In an earlier blog article, I posted a press interview of three legendary athletes in track and field: Carl Lewis, Mike Powell, and Willie Banks. These champions had come as volunteers to the Tohoku region to inspire young Japanese athletes, some victims of the March 11 earthquake, in the World Record Camps.
What these champions have in common with anyone who succeeds to greatness are three factors:
It does not matter whether you excel in athletics, business, art, construction work, or any other field, as in the artistry of an excellent bespoke tailor.
Champions all have raw talent, or potential, and they work exceptionally hard to maximize their potential.
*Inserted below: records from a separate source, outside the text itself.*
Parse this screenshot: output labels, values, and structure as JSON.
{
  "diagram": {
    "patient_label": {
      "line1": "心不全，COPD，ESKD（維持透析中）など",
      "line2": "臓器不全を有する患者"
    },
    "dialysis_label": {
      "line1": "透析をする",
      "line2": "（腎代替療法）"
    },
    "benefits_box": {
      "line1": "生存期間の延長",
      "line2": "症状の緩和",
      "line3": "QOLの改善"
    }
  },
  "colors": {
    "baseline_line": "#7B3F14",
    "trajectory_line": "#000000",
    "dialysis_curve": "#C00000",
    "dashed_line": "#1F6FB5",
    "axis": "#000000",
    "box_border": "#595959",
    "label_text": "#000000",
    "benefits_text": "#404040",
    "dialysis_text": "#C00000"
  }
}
When you witness greatness, a champion runner or a super sales person, a star tango dancer or incredible portrait artist, it is easy to underestimate the effort made to achieve excellence. But nothing great comes easily, no matter how much potential a person has. And there is always the factor of luck—being in the right place at the right time—that influences success.
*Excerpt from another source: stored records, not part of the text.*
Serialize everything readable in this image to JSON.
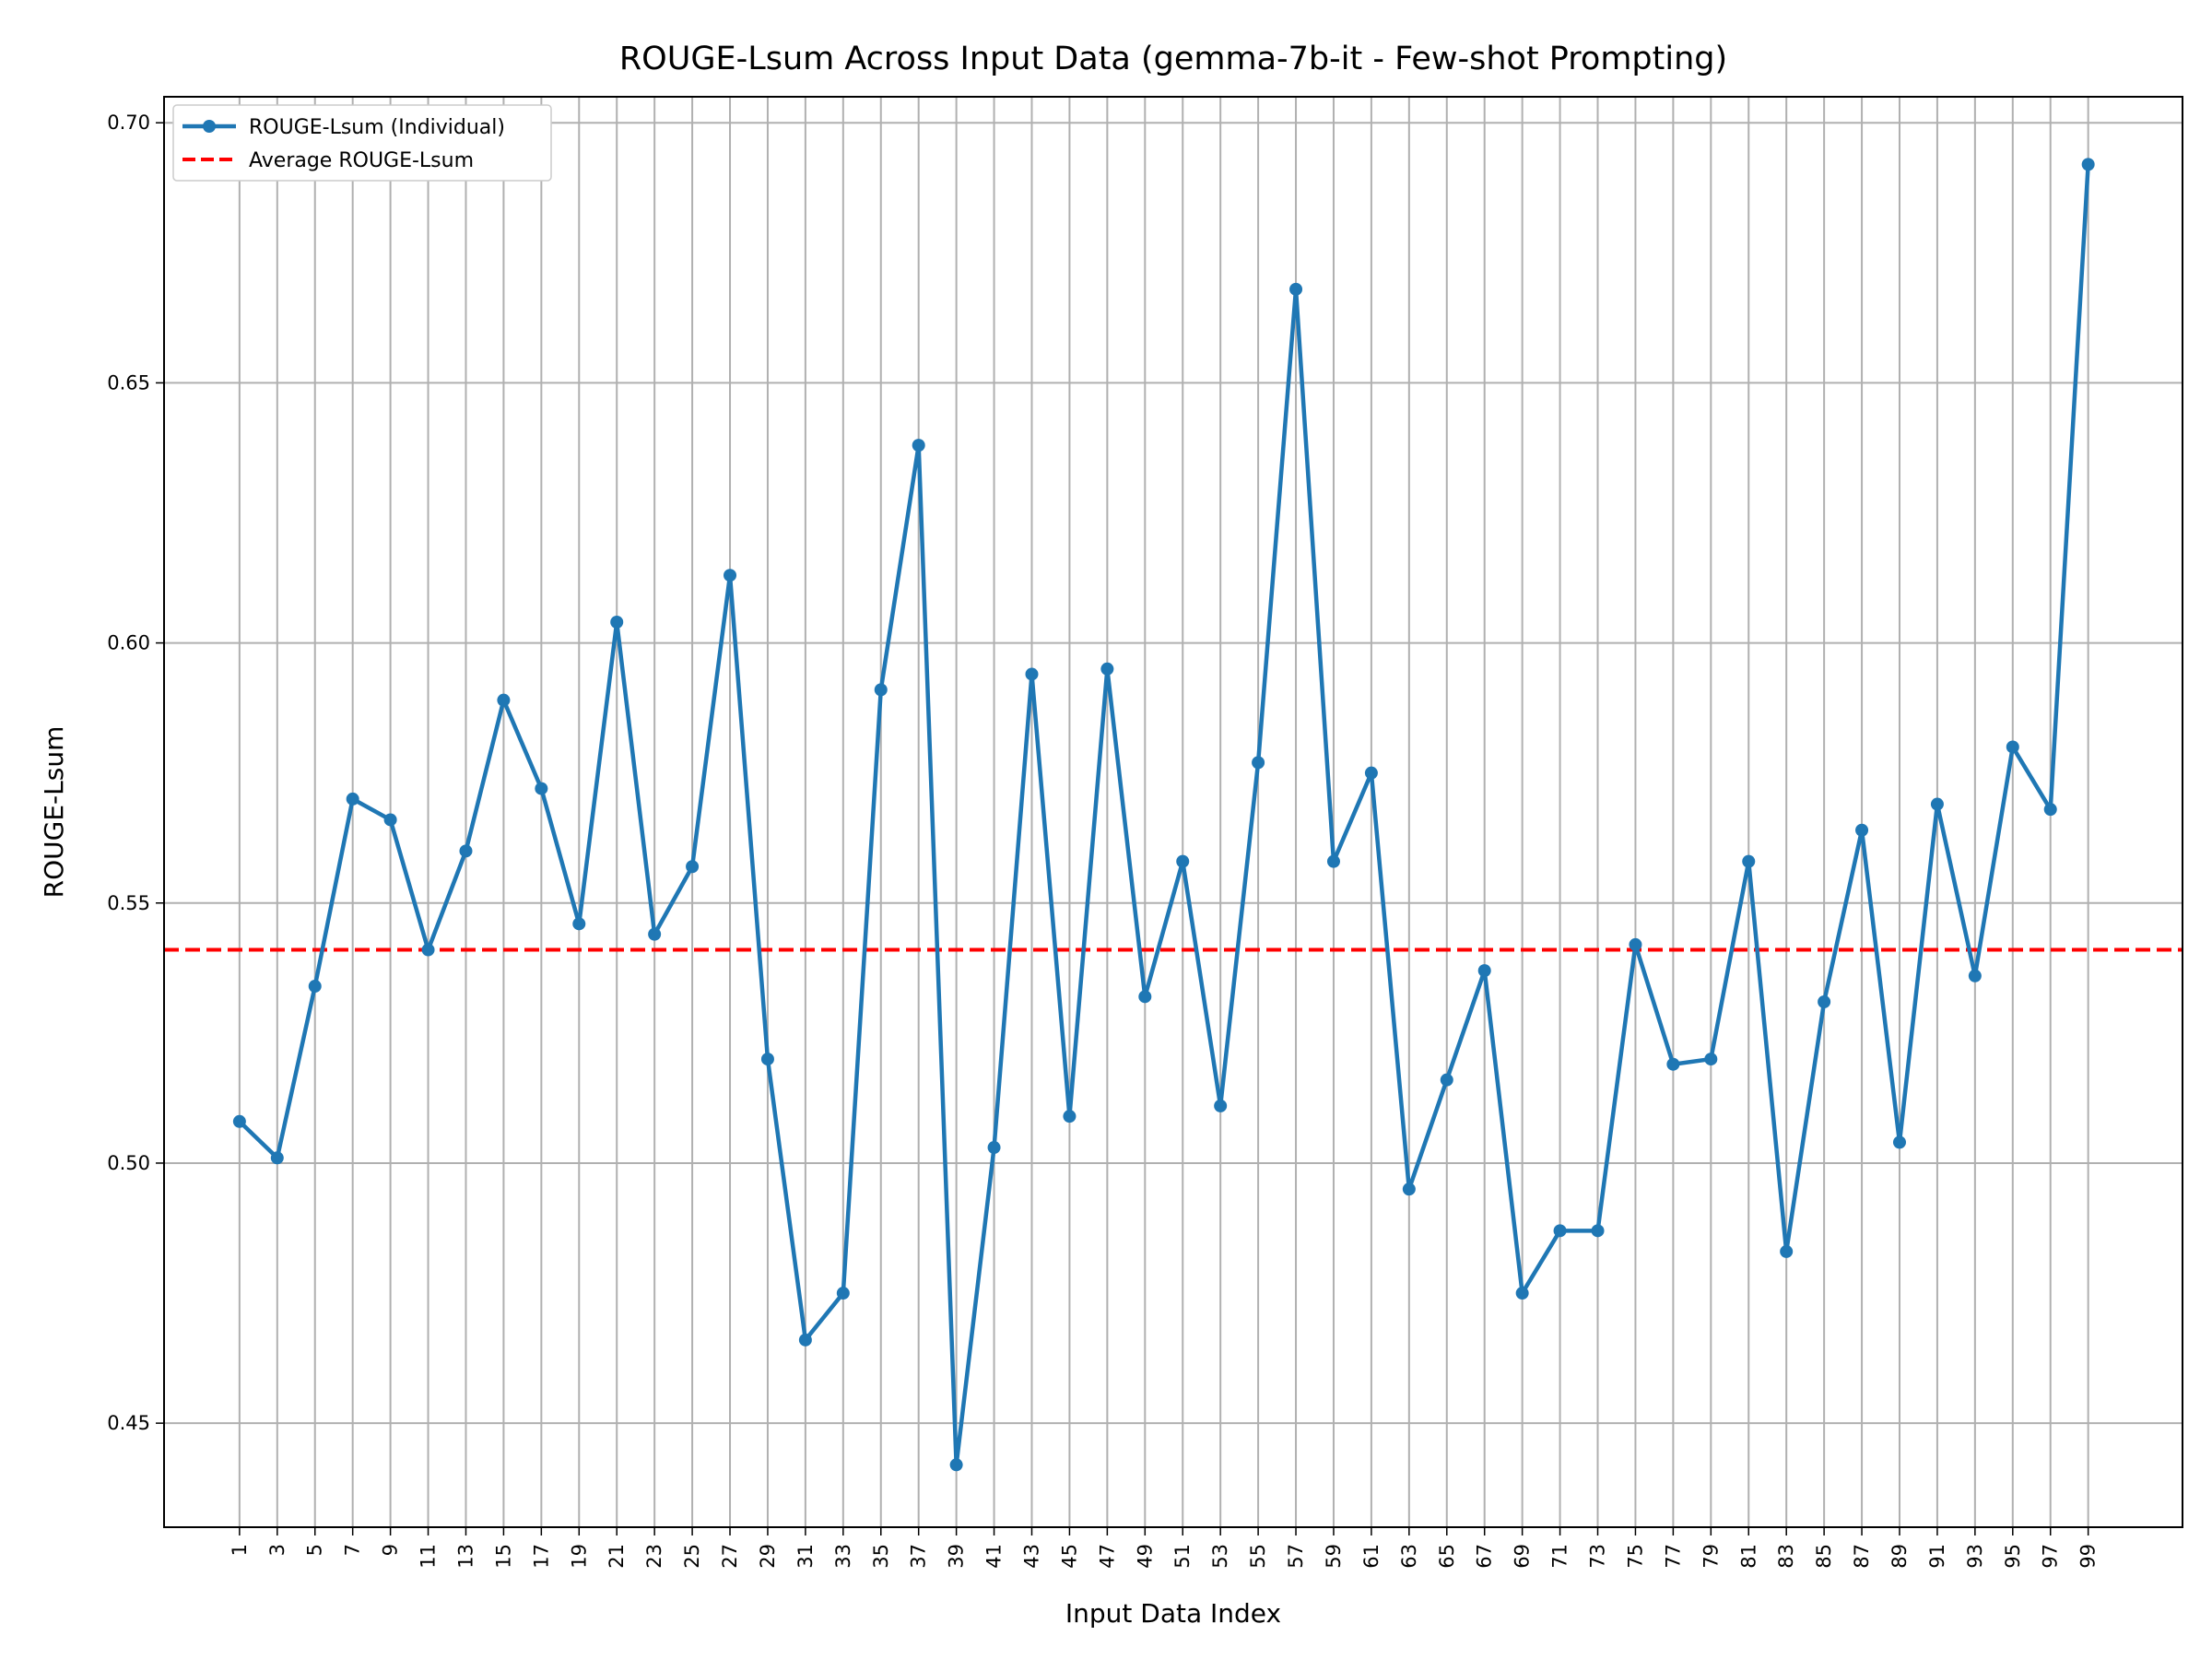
{
  "chart_data": {
    "type": "line",
    "title": "ROUGE-Lsum Across Input Data (gemma-7b-it - Few-shot Prompting)",
    "xlabel": "Input Data Index",
    "ylabel": "ROUGE-Lsum",
    "x": [
      1,
      3,
      5,
      7,
      9,
      11,
      13,
      15,
      17,
      19,
      21,
      23,
      25,
      27,
      29,
      31,
      33,
      35,
      37,
      39,
      41,
      43,
      45,
      47,
      49,
      51,
      53,
      55,
      57,
      59,
      61,
      63,
      65,
      67,
      69,
      71,
      73,
      75,
      77,
      79,
      81,
      83,
      85,
      87,
      89,
      91,
      93,
      95,
      97,
      99
    ],
    "x_tick_labels": [
      "1",
      "3",
      "5",
      "7",
      "9",
      "11",
      "13",
      "15",
      "17",
      "19",
      "21",
      "23",
      "25",
      "27",
      "29",
      "31",
      "33",
      "35",
      "37",
      "39",
      "41",
      "43",
      "45",
      "47",
      "49",
      "51",
      "53",
      "55",
      "57",
      "59",
      "61",
      "63",
      "65",
      "67",
      "69",
      "71",
      "73",
      "75",
      "77",
      "79",
      "81",
      "83",
      "85",
      "87",
      "89",
      "91",
      "93",
      "95",
      "97",
      "99"
    ],
    "xlim": [
      -3,
      104
    ],
    "ylim": [
      0.43,
      0.705
    ],
    "y_ticks": [
      0.45,
      0.5,
      0.55,
      0.6,
      0.65,
      0.7
    ],
    "y_tick_labels": [
      "0.45",
      "0.50",
      "0.55",
      "0.60",
      "0.65",
      "0.70"
    ],
    "grid": true,
    "legend_position": "top-left",
    "series": [
      {
        "name": "ROUGE-Lsum (Individual)",
        "color": "#1f77b4",
        "style": "solid",
        "marker": "circle",
        "values": [
          0.508,
          0.501,
          0.534,
          0.57,
          0.566,
          0.541,
          0.56,
          0.589,
          0.572,
          0.546,
          0.604,
          0.544,
          0.557,
          0.613,
          0.52,
          0.466,
          0.475,
          0.591,
          0.638,
          0.442,
          0.503,
          0.594,
          0.509,
          0.595,
          0.532,
          0.558,
          0.511,
          0.577,
          0.668,
          0.558,
          0.575,
          0.495,
          0.516,
          0.537,
          0.475,
          0.487,
          0.487,
          0.542,
          0.519,
          0.52,
          0.558,
          0.483,
          0.531,
          0.564,
          0.504,
          0.569,
          0.536,
          0.58,
          0.568,
          0.692
        ]
      },
      {
        "name": "Average ROUGE-Lsum",
        "color": "#ff0000",
        "style": "dashed",
        "value": 0.541
      }
    ]
  }
}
Mike Tyson represents an example of a champion fighter—arguably among the very best in boxing history —who never maximized his awesome potential. When Cus D’Amato, his coach and (adopted) father died, Tyson took a step backward, falling under the bad influence of Don King and others who allegedly defrauded him of as much as $100 million. In 1990 I watched a 3rd rate fighter (“Buster” Douglas) KO an overweight and undertrained Tyson in Tokyo, taking his title. As well as watch Tyson seven years later bite off a chunk of Evander Holyfield’s ear in another championship match. Tyson had reverted to his street thug past.
Raw talent or potential, whether it is physical agility or IQ, whether it is analytical power or leadership, can be thought up as a reservoir. Some have more than others and some with less than others become champions at whatever they do by making more effort, working harder.
Life is replete with examples of famous and not-so-well-known people who achieve extraordinary greatness though their persistence, determination, and “sweat,” maximizing their potential. My favorite example is Fauja Singh, a centenarian of Indian descent. He completed a 10K in the Hong Kong marathon this February just ahead of his 102nd birthday and holds the world’s record in his age group for a full marathon (5:40, Toronto ’03). He ran his first full marathon, at the age of 89, to help him through the grieving process after he lost his wife and a son. Fauja Singh is fond of saying that he values two things in life: to give to others and to stay healthy. Many of his running events are for charity and he exercises daily.
In this summer holiday period, it’s befitting to think about the road you’ve traveled and the road ahead of you. It can be as bright as you make it through your strong effort.